Psicanálise

Querer uma Criança:

Sonho de Gravidez, Nomes do Pai e Histórias de Família

Grupo de Estudos de Psicanálise
Pipol 10 – Congresso Europeu de Psicanálise

Querer uma Criança:
Sonho de Gravidez, Nomes do Pai e Histórias de Família

Este grupo de estudos, organizado pela Nós Bobôs e apoiado pela Antena do Campo Freudiano, constituiu-se em Portugal como uma atividade preparatória para o Pipol 10 – Congresso Europeu de Psicanálise, que acontecerá em Bruxelas nos dias 3 e 4 de Julho de 2021.

O tema geral do Congresso é « Vouloir un enfant? Désir de famille et clinique des filiations ».

Propõe-se investigar, com uma orientação lacaniana, o emaranhado que envolve a vontade de querer uma criança, nomeadamente segundo três linhas guias:

O grupo seguirá as diretivas da comissão organizadora do Congresso Pipol 10.

Será realizado através de reuniões periódicas via Zoom.
Está aberto a todos os interessados pelo tema.

Para participar, entre em contacto:

A proposta de estudos

Seres falados/falantes

Cada individuo da espécie é atravessado pela linguagem e com ela se torna um ser humano.

O sujeito (da psicanálise) é um ser falado e falante. Antes do nascimento de uma criança, já se fala dela: a mãe, o pai, os irmãos, os avós, os diferentes cuidadores, a parteira, o corpo médico-científico, a obstetra, o pediatra, etc. Os sonhos e as fantasias de gestação e de parto, a ânsia pelas primeiras palavras, os medos das noites sem dormir, a primeira bicicleta, o que vai ser quando crescer… tudo isso fala já e também da “pequena pessoa” antes do seu nascimento.

Histórias de família

A história familiar, coletiva e própria de cada um, marca o corpo e a vida do sujeito, acompanhando-o pela existência social e sexuada, influenciando os seus prazeres e as suas decisões.

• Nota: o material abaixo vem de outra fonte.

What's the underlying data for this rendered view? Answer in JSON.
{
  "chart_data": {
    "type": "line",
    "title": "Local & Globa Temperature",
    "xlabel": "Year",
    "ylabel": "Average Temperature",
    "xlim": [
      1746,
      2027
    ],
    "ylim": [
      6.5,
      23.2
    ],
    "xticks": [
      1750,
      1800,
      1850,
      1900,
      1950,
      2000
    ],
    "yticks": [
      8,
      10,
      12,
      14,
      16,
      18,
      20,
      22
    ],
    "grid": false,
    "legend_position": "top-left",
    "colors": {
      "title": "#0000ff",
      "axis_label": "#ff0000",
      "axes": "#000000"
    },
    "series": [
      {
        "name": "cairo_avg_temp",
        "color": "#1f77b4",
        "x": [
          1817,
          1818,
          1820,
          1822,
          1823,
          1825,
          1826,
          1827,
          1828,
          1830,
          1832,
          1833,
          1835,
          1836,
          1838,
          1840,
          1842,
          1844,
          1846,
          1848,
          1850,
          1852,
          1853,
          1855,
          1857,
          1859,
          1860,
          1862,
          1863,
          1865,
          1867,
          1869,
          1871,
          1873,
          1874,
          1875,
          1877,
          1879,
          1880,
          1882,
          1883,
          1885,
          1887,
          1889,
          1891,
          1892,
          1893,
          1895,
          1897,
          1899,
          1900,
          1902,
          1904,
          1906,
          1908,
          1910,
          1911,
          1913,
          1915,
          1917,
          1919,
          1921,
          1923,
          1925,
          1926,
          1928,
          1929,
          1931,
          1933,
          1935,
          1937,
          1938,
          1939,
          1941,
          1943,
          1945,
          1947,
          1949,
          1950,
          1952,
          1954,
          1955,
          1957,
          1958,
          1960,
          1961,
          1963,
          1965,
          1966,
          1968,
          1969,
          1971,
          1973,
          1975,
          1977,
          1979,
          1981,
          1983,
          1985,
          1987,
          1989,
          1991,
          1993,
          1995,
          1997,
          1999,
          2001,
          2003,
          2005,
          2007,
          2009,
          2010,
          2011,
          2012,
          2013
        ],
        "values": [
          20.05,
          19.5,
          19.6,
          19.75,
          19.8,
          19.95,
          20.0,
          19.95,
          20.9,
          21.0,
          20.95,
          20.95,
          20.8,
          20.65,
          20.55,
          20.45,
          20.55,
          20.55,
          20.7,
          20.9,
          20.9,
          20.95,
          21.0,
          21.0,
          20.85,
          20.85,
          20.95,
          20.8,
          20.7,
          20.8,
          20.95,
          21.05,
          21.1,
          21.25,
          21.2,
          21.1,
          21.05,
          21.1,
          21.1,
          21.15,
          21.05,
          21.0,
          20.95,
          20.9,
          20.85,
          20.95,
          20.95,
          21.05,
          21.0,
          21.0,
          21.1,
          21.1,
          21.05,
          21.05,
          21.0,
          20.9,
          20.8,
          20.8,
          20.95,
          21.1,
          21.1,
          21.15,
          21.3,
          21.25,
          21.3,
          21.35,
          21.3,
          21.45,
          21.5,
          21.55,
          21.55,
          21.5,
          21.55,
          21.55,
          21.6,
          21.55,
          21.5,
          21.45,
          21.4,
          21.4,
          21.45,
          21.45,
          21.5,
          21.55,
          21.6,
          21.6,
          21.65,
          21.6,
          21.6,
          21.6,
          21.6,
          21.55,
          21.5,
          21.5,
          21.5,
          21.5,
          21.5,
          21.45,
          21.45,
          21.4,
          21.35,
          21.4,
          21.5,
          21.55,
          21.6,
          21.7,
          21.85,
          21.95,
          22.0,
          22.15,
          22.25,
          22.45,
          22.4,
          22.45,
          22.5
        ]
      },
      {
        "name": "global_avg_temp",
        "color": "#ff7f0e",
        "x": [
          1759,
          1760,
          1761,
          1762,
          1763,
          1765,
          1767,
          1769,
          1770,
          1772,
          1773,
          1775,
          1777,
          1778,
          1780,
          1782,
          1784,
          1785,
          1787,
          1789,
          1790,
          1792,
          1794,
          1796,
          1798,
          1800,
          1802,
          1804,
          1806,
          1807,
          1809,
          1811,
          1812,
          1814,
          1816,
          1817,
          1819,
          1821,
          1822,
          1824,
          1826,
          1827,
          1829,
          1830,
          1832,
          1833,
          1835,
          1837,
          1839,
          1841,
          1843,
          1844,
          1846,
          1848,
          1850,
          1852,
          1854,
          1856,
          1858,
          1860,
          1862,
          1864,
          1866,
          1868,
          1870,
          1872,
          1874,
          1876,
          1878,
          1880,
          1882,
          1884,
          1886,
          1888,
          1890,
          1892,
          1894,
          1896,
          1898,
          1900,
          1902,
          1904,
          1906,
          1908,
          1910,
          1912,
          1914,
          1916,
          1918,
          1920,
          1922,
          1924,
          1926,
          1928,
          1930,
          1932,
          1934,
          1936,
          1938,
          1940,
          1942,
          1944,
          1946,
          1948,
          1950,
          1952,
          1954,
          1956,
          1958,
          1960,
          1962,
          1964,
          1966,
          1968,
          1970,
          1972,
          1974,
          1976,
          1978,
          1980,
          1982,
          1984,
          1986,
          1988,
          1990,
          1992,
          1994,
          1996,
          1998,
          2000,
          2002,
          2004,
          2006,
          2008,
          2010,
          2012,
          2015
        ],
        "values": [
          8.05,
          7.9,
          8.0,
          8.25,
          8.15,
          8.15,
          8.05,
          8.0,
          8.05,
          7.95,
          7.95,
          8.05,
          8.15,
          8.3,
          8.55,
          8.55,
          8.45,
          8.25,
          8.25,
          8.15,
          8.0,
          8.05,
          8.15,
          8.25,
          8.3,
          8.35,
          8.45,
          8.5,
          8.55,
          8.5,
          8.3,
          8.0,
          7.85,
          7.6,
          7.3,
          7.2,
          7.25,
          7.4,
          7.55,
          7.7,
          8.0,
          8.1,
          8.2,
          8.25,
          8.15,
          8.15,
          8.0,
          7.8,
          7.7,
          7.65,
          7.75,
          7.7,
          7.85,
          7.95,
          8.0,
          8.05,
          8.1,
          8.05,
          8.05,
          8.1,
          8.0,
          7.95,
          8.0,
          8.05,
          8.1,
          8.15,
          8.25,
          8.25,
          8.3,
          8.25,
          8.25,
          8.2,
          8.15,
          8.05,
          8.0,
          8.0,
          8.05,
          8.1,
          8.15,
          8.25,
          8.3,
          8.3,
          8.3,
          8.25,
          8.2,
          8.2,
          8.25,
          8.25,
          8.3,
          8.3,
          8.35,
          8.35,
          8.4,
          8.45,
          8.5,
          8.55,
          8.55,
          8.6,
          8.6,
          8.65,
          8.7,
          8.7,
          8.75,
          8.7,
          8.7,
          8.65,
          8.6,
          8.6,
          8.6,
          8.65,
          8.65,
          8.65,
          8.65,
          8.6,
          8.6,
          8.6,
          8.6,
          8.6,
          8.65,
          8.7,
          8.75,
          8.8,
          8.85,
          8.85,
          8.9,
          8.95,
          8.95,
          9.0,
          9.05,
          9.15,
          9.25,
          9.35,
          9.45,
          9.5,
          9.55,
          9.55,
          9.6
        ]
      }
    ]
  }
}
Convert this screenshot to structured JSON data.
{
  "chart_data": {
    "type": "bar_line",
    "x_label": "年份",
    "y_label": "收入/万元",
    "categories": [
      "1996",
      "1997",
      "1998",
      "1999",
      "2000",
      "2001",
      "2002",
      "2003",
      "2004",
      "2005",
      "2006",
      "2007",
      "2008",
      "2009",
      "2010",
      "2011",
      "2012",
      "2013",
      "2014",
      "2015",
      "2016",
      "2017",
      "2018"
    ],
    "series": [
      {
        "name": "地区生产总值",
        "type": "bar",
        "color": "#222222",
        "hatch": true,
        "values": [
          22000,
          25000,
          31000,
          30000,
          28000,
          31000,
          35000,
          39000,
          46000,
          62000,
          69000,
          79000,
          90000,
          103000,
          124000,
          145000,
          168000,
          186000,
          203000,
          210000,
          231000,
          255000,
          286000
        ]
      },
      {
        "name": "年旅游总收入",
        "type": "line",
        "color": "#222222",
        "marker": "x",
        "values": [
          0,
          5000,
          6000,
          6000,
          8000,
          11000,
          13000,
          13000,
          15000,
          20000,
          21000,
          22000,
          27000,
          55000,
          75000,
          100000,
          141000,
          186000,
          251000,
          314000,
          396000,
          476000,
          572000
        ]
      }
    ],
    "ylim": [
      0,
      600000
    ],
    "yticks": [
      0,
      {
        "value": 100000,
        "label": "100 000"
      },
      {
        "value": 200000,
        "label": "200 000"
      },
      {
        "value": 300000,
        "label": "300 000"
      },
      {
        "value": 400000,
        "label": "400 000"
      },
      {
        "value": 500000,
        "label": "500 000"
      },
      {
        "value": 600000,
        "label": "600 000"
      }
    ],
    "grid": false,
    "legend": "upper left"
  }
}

Essa história é escrita antes mesmo da chegada física do bebé ao mundo. Ela começa no desejo do Outro, com os novos sonhos e fantasias de “ter” uma criança, etc.

Muitas grávidas, na hora do parto, deparam-se, confrontam-se com tudo o que a sua história arrasta consigo, nomeadamente com a sua relação de mulher com a própria mãe.

Os homens também são afetados pela gravidez da sua parceira e pelo momento parto, confrontam-se igualmente com a história, com a relação com o seu pai e mãe, com a sua capacidade de amar e ser amado.

O homem é também atormentado pela sua experiência sexual e afetiva; a sensação de ser abandonado pela parceira que está numa relação fusional com o bebé, o receio de ser egoísta por desejar ter relações com a companheira, a impressão de fragmentação do corpo da parceira (por exemplo, o seio para o bebé, a vagina para ele).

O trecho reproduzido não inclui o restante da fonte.